Basic Usage#
Environment objects, including agents, entities and rules, that are specified in a yaml-configfile will be loaded automatically.
Using quickstart_use creates a default config-file and another one that lists all possible options of the environment.
Also, it generates an initial script where an agent is executed in the environment specified by the config-file.
After initializing the environment using the specified configuration file, the script enters a reinforcement learning loop. The loop consists of episodes, where each episode involves resetting the environment, executing actions, and receiving feedback.
Here’s a breakdown of the key components in the provided script. Feel free to customize it based on your specific requirements:
Initialization:
>>> path = Path('marl_factory_grid/configs/default_config.yaml')
factory = Factory(path)
factory = EnvMonitor(factory)
factory = EnvRecorder(factory)
The path variable points to the location of your configuration file. Ensure it corresponds to the correct path.
Factory initializes the environment based on the provided configuration.
EnvMonitor and EnvRecorder are optional components.

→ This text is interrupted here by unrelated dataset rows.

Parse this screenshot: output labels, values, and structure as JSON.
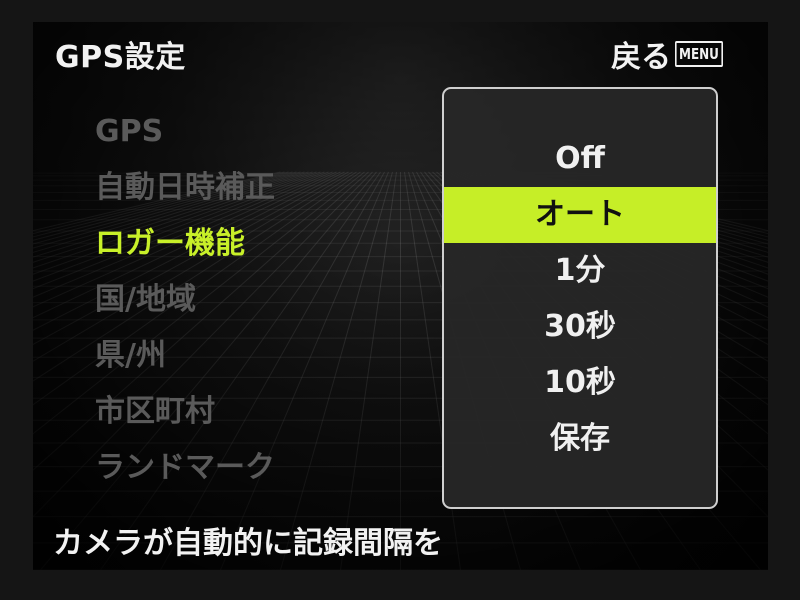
{
  "header": {
    "title": "GPS設定",
    "back_label": "戻る",
    "menu_badge": "MENU"
  },
  "menu": {
    "items": [
      {
        "label": "GPS",
        "state": "dim"
      },
      {
        "label": "自動日時補正",
        "state": "dim"
      },
      {
        "label": "ロガー機能",
        "state": "active"
      },
      {
        "label": "国/地域",
        "state": "dim"
      },
      {
        "label": "県/州",
        "state": "dim"
      },
      {
        "label": "市区町村",
        "state": "dim"
      },
      {
        "label": "ランドマーク",
        "state": "dim"
      }
    ]
  },
  "popup": {
    "options": [
      {
        "label": "Off",
        "selected": false
      },
      {
        "label": "オート",
        "selected": true
      },
      {
        "label": "1分",
        "selected": false
      },
      {
        "label": "30秒",
        "selected": false
      },
      {
        "label": "10秒",
        "selected": false
      },
      {
        "label": "保存",
        "selected": false
      }
    ]
  },
  "footer": {
    "help_text": "カメラが自動的に記録間隔を"
  },
  "colors": {
    "accent": "#c6ee27",
    "active_text": "#c8f029",
    "dim_text": "#5a5a5a",
    "background": "#151515"
  }
}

They add monitoring and recording functionalities to the environment, respectively.
Reinforcement Learning Loop:
>>> for episode in trange(10):
_ = factory.reset()
done = False
if render:
factory.render()
action_spaces = factory.action_space
agents = []
The loop iterates over a specified number of episodes (in this case, 10).

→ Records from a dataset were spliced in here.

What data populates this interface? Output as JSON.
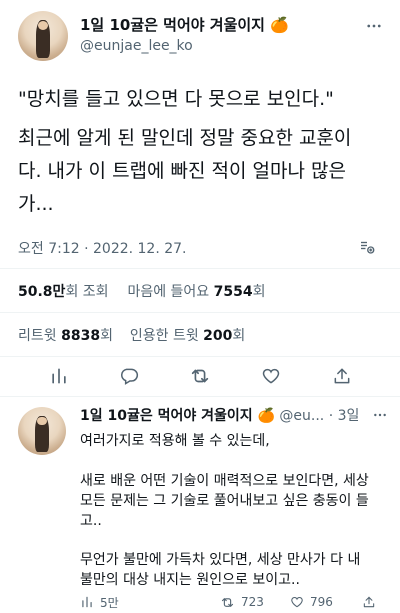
{
  "main_tweet": {
    "author_name": "1일 10귤은 먹어야 겨울이지 🍊",
    "author_handle": "@eunjae_lee_ko",
    "text_line1": "\"망치를 들고 있으면 다 못으로 보인다.\"",
    "text_line2": "최근에 알게 된 말인데 정말 중요한 교훈이",
    "text_line3": "다. 내가 이 트랩에 빠진 적이 얼마나 많은",
    "text_line4": "가...",
    "timestamp": "오전 7:12 · 2022. 12. 27.",
    "views": {
      "number": "50.8만",
      "unit": "회",
      "label": "조회"
    },
    "likes": {
      "label": "마음에 들어요",
      "number": "7554",
      "unit": "회"
    },
    "retweets": {
      "label": "리트윗",
      "number": "8838",
      "unit": "회"
    },
    "quotes": {
      "label": "인용한 트윗",
      "number": "200",
      "unit": "회"
    }
  },
  "reply": {
    "author_name": "1일 10귤은 먹어야 겨울이지 🍊",
    "author_handle": "@eu...",
    "time": "· 3일",
    "line1": "여러가지로 적용해 볼 수 있는데,",
    "line2": "새로 배운 어떤 기술이 매력적으로 보인다면, 세상",
    "line3": "모든 문제는 그 기술로 풀어내보고 싶은 충동이 들",
    "line4": "고..",
    "line5": "무언가 불만에 가득차 있다면, 세상 만사가 다 내",
    "line6": "불만의 대상 내지는 원인으로 보이고..",
    "views_count": "5만",
    "retweet_count": "723",
    "like_count": "796"
  },
  "icons": [
    "more-icon",
    "bookmark-save-icon",
    "analytics-icon",
    "reply-icon",
    "retweet-icon",
    "like-icon",
    "share-icon"
  ]
}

factory.reset() resets the environment for a new episode.
factory.render() is used for visualization if rendering is enabled.

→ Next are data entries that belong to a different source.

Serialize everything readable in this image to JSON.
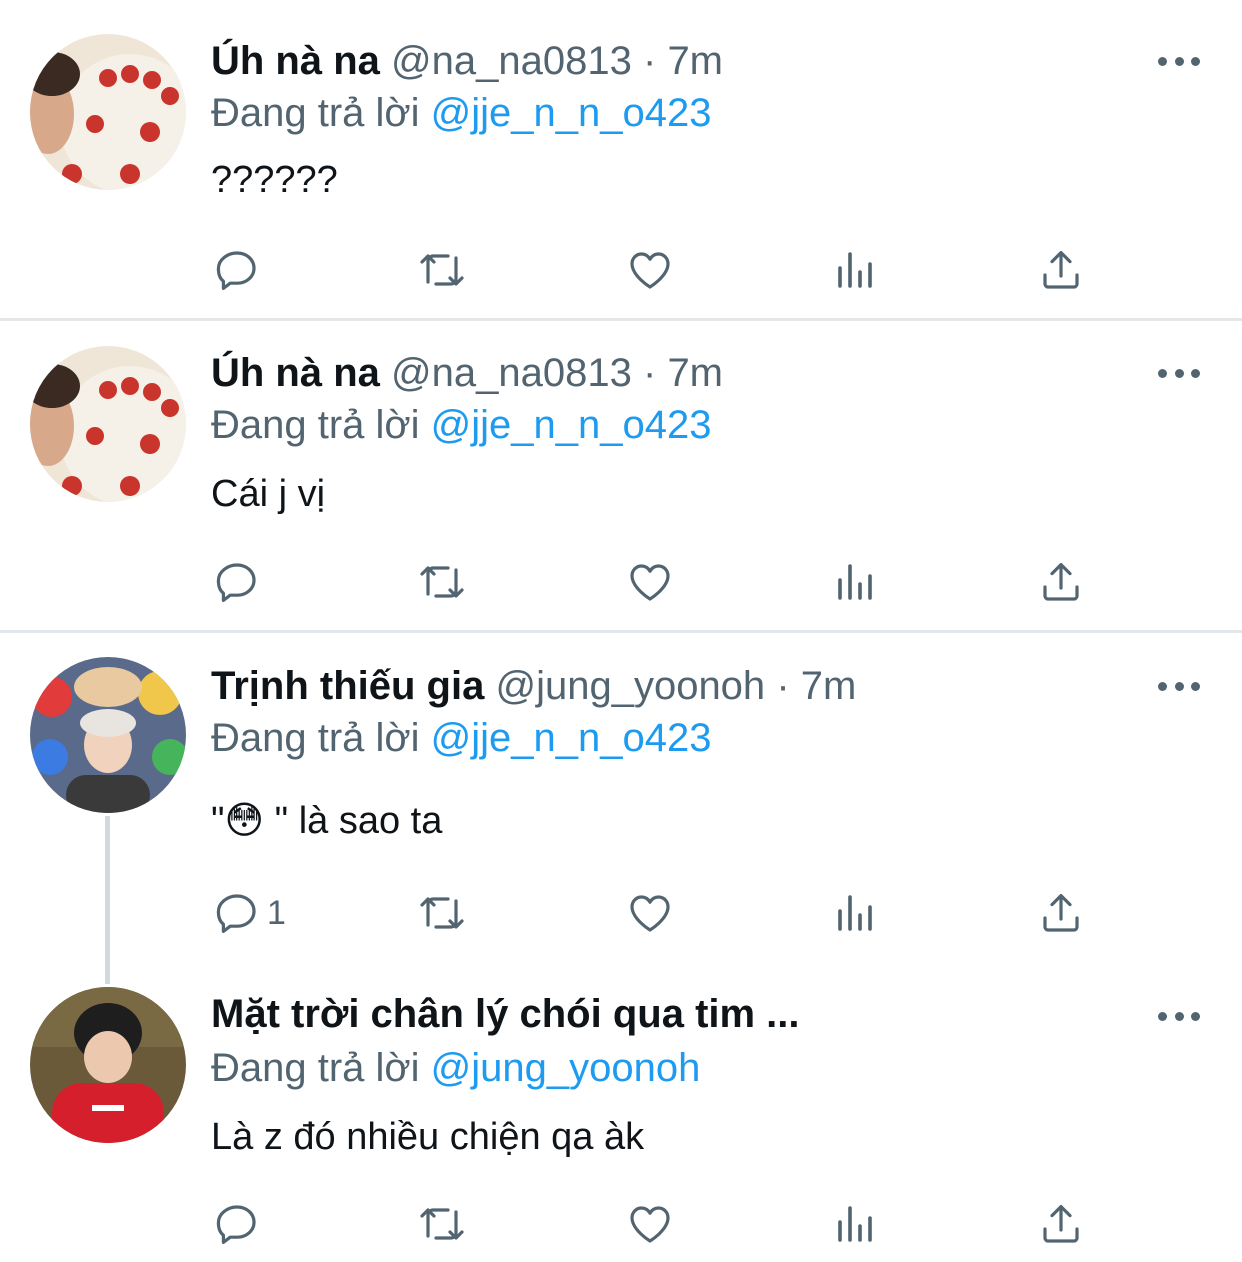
{
  "replying_prefix": "Đang trả lời",
  "tweets": [
    {
      "name": "Úh nà na",
      "handle": "@na_na0813",
      "separator": "·",
      "time": "7m",
      "reply_to": "@jje_n_n_o423",
      "text": "??????",
      "reply_count": ""
    },
    {
      "name": "Úh nà na",
      "handle": "@na_na0813",
      "separator": "·",
      "time": "7m",
      "reply_to": "@jje_n_n_o423",
      "text": "Cái j vị",
      "reply_count": ""
    },
    {
      "name": "Trịnh thiếu gia",
      "handle": "@jung_yoonoh",
      "separator": "·",
      "time": "7m",
      "reply_to": "@jje_n_n_o423",
      "text": "\"😳 \" là sao ta",
      "reply_count": "1"
    },
    {
      "name": "Mặt trời chân lý chói qua tim ...",
      "handle": "",
      "separator": "",
      "time": "",
      "reply_to": "@jung_yoonoh",
      "text": "Là z đó nhiều chiện qa àk",
      "reply_count": ""
    }
  ],
  "icons": {
    "reply": "reply-icon",
    "retweet": "retweet-icon",
    "like": "heart-icon",
    "views": "analytics-icon",
    "share": "share-icon",
    "more": "more-icon"
  },
  "colors": {
    "accent": "#1d9bf0",
    "secondary_text": "#536471",
    "primary_text": "#0f1419",
    "divider": "#e4e7ea",
    "thread_line": "#cfd9de"
  }
}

action_spaces stores the action spaces available for the agents.
agents will store agent-specific information during the episode.
Taking Actions:
>>> while not done:
a = [randint(0, x.n - 1) for x in action_spaces]
obs_type, _, reward, done, info = factory.step(a)
if render:
factory.render()
Within each episode, the loop continues until the environment signals completion (done).
a represents a list of random actions for each agent based on their action space.
factory.step(a) executes the actions, returning observation types, rewards, completion status, and additional information.
Handling Episode Completion:
>>> if done:
print(f'Episode {episode} done...')
After each episode, a message is printed indicating its completion.
Evaluating the run#
If monitoring and recording are enabled, the environment states will be traced and recorded automatically. The EnvMonitor class acts as a wrapper for Gym environments, monitoring and logging key information during interactions, while the EnvRecorder class records state summaries during interactions in the environment. At the end of each run a plot displaying the step reward is generated. The step reward represents the cumulative sum of rewards obtained by all agents throughout the episode. Furthermore a comparative plot that shows the achieved score (step reward) over several runs with different seeds or different parameter settings can be generated using the methods provided in plotting/plot_compare_runs.py. For a more comprehensive evaluation, we recommend using the Weights and Biases (W&B) framework, with the dataframes generated by the monitor and recorder. These can be found in the run path specified in your script. W&B provides a powerful API for logging and visualizing model training metrics, enabling analysis using predefined or also custom metrics.